Сигизмунд Нарцисович сумел убедить старика, что его отлучки связаны с организованным будто бы им комитетом посильной помощи семействам умерших от чумы и он, как один из членов этого комитета, обязан рассматривать подаваемые письменные и выслушивать словесные просьбы.
— Смотрите только, берегите себя… Подумайте о нас, — заметил князь Василий Андреевич.
— Помилуйте, ваше сиятельство, — отвечал Кржижановский, — прежде чем думать о себе, я, конечно, подумаю о вас, о моем друге и благодетеле, и о всем вашем, драгоценном для меня, семействе… Но опасности никакой быть не может… В комитете мы надеваем другое платье, там имеются всевозможные обеззараживающие средства, при уходе из дома и при входе я, кроме того, тщательно окуриваюсь… Подумайте, ваше сиятельство, если бы все схоронились в своих домах, что сталось бы с этими несчастными, они все бы были отданы исключительно в распоряжение мортусов. Нам удалось многих, ваше сиятельство, буквально вырвать из когтей этой страшной болезни, которая вместе и смерть… Для этого дела не грешно рискнуть и собою.
Сигизмунд Нарцисович все это произнес голосом, в котором слышались непритворные слезы.
— Вы благородный человек… У вас редкое сердце, Сигизмунд Нарцисович… — произнес также расстроенный князь Прозоровский.
Отлучки Кржижановского получили, таким образом, окраску геройских подвигов. Мы знаем цель этих отлучек и знаем, какого рода подвиги скрывались за ними.

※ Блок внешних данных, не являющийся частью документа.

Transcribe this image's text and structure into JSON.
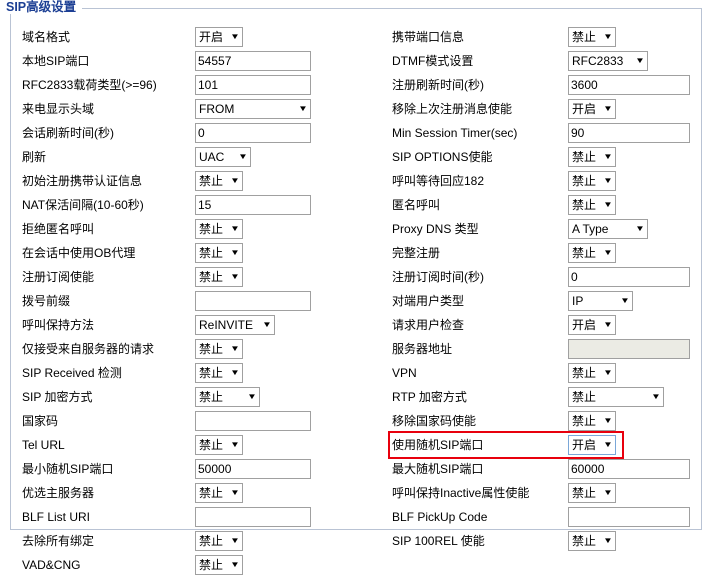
{
  "page": {
    "title": "SIP高级设置"
  },
  "options": {
    "enable": "开启",
    "disable": "禁止"
  },
  "left_column": [
    {
      "label": "域名格式",
      "type": "select",
      "value": "开启",
      "size": "w-xs"
    },
    {
      "label": "本地SIP端口",
      "type": "text",
      "value": "54557"
    },
    {
      "label": "RFC2833载荷类型(>=96)",
      "type": "text",
      "value": "101"
    },
    {
      "label": "来电显示头域",
      "type": "select",
      "value": "FROM",
      "size": "w-full"
    },
    {
      "label": "会话刷新时间(秒)",
      "type": "text",
      "value": "0"
    },
    {
      "label": "刷新",
      "type": "select",
      "value": "UAC",
      "size": "w-sm"
    },
    {
      "label": "初始注册携带认证信息",
      "type": "select",
      "value": "禁止",
      "size": "w-xs"
    },
    {
      "label": "NAT保活间隔(10-60秒)",
      "type": "text",
      "value": "15"
    },
    {
      "label": "拒绝匿名呼叫",
      "type": "select",
      "value": "禁止",
      "size": "w-xs"
    },
    {
      "label": "在会话中使用OB代理",
      "type": "select",
      "value": "禁止",
      "size": "w-xs"
    },
    {
      "label": "注册订阅使能",
      "type": "select",
      "value": "禁止",
      "size": "w-xs"
    },
    {
      "label": "拨号前缀",
      "type": "text",
      "value": ""
    },
    {
      "label": "呼叫保持方法",
      "type": "select",
      "value": "ReINVITE",
      "size": "w-xl"
    },
    {
      "label": "仅接受来自服务器的请求",
      "type": "select",
      "value": "禁止",
      "size": "w-xs"
    },
    {
      "label": "SIP Received 检测",
      "type": "select",
      "value": "禁止",
      "size": "w-xs"
    },
    {
      "label": "SIP 加密方式",
      "type": "select",
      "value": "禁止",
      "size": "w-md"
    },
    {
      "label": "国家码",
      "type": "text",
      "value": ""
    },
    {
      "label": "Tel URL",
      "type": "select",
      "value": "禁止",
      "size": "w-xs"
    },
    {
      "label": "最小随机SIP端口",
      "type": "text",
      "value": "50000"
    },
    {
      "label": "优选主服务器",
      "type": "select",
      "value": "禁止",
      "size": "w-xs"
    },
    {
      "label": "BLF List URI",
      "type": "text",
      "value": ""
    },
    {
      "label": "去除所有绑定",
      "type": "select",
      "value": "禁止",
      "size": "w-xs"
    },
    {
      "label": "VAD&CNG",
      "type": "select",
      "value": "禁止",
      "size": "w-xs"
    }
  ],
  "right_column": [
    {
      "label": "携带端口信息",
      "type": "select",
      "value": "禁止",
      "size": "w-xs"
    },
    {
      "label": "DTMF模式设置",
      "type": "select",
      "value": "RFC2833",
      "size": "w-xl"
    },
    {
      "label": "注册刷新时间(秒)",
      "type": "text",
      "value": "3600"
    },
    {
      "label": "移除上次注册消息使能",
      "type": "select",
      "value": "开启",
      "size": "w-xs"
    },
    {
      "label": "Min Session Timer(sec)",
      "type": "text",
      "value": "90"
    },
    {
      "label": "SIP OPTIONS使能",
      "type": "select",
      "value": "禁止",
      "size": "w-xs"
    },
    {
      "label": "呼叫等待回应182",
      "type": "select",
      "value": "禁止",
      "size": "w-xs"
    },
    {
      "label": "匿名呼叫",
      "type": "select",
      "value": "禁止",
      "size": "w-xs"
    },
    {
      "label": "Proxy DNS 类型",
      "type": "select",
      "value": "A Type",
      "size": "w-xl"
    },
    {
      "label": "完整注册",
      "type": "select",
      "value": "禁止",
      "size": "w-xs"
    },
    {
      "label": "注册订阅时间(秒)",
      "type": "text",
      "value": "0"
    },
    {
      "label": "对端用户类型",
      "type": "select",
      "value": "IP",
      "size": "w-md"
    },
    {
      "label": "请求用户检查",
      "type": "select",
      "value": "开启",
      "size": "w-xs"
    },
    {
      "label": "服务器地址",
      "type": "text",
      "value": "",
      "disabled": true
    },
    {
      "label": "VPN",
      "type": "select",
      "value": "禁止",
      "size": "w-xs"
    },
    {
      "label": "RTP 加密方式",
      "type": "select",
      "value": "禁止",
      "size": "w-xxl"
    },
    {
      "label": "移除国家码使能",
      "type": "select",
      "value": "禁止",
      "size": "w-xs"
    },
    {
      "label": "使用随机SIP端口",
      "type": "select",
      "value": "开启",
      "size": "w-xs",
      "focused": true,
      "highlighted": true
    },
    {
      "label": "最大随机SIP端口",
      "type": "text",
      "value": "60000"
    },
    {
      "label": "呼叫保持Inactive属性使能",
      "type": "select",
      "value": "禁止",
      "size": "w-xs"
    },
    {
      "label": "BLF PickUp Code",
      "type": "text",
      "value": ""
    },
    {
      "label": "SIP 100REL 使能",
      "type": "select",
      "value": "禁止",
      "size": "w-xs"
    }
  ],
  "annotation": {
    "color": "#e8000d",
    "target_label": "使用随机SIP端口"
  }
}
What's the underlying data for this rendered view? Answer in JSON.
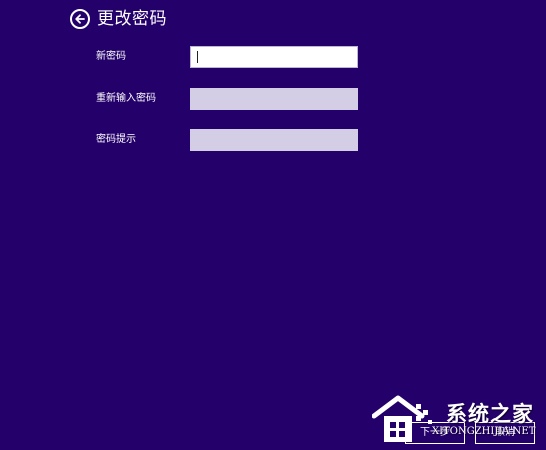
{
  "page": {
    "title": "更改密码",
    "background_color": "#24006a"
  },
  "header": {
    "back_icon": "arrow-left-circle-icon"
  },
  "form": {
    "new_password": {
      "label": "新密码",
      "value": "",
      "active": true
    },
    "confirm_password": {
      "label": "重新输入密码",
      "value": "",
      "active": false
    },
    "password_hint": {
      "label": "密码提示",
      "value": "",
      "active": false
    }
  },
  "buttons": {
    "next_label": "下一步",
    "cancel_label": "取消"
  },
  "watermark": {
    "name": "系统之家",
    "url": "XITONGZHIJIA.NET"
  }
}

Происшедший в Москве бунт был результатом любви к ближнему Кржижановского и компании. Этот бунт произошел так неожиданно быстро, мятежники, обагрив свои руки невинною кровью московского первопресвитера, также быстро были усмирены и переловлены, что, собственно говоря, были местности обширной Москвы, в которых даже не знали о происшедшем.
В доме князя Прозоровского весть о нем принес Сигизмунд Нарцисович. Он яркими красками описал возмущение народа, прибавив, что чуть сам не сделался жертвой разъяренной толпы, вздумав, было вразумить ее и остановить от дальнейших неистовств.
— Увы, мне не удалось, народ положительно обезумел… Я не дрогну, смотря в лицо смерти, но не хочу, и умереть бесполезно… Если бы я не удалился, толпа разорвала бы меня… Что мог я сделать один среди площади, наполненной бунтующей толпой?
— Вы герой, — почти с благоговением прошептал князь Прозоровский.
Это мнение о Сигизмунде Нарцисовиче как о рыцаре добра и чести и бесстрашном герое составилось, к несчастью, не у одного князя Ивана Андреевича.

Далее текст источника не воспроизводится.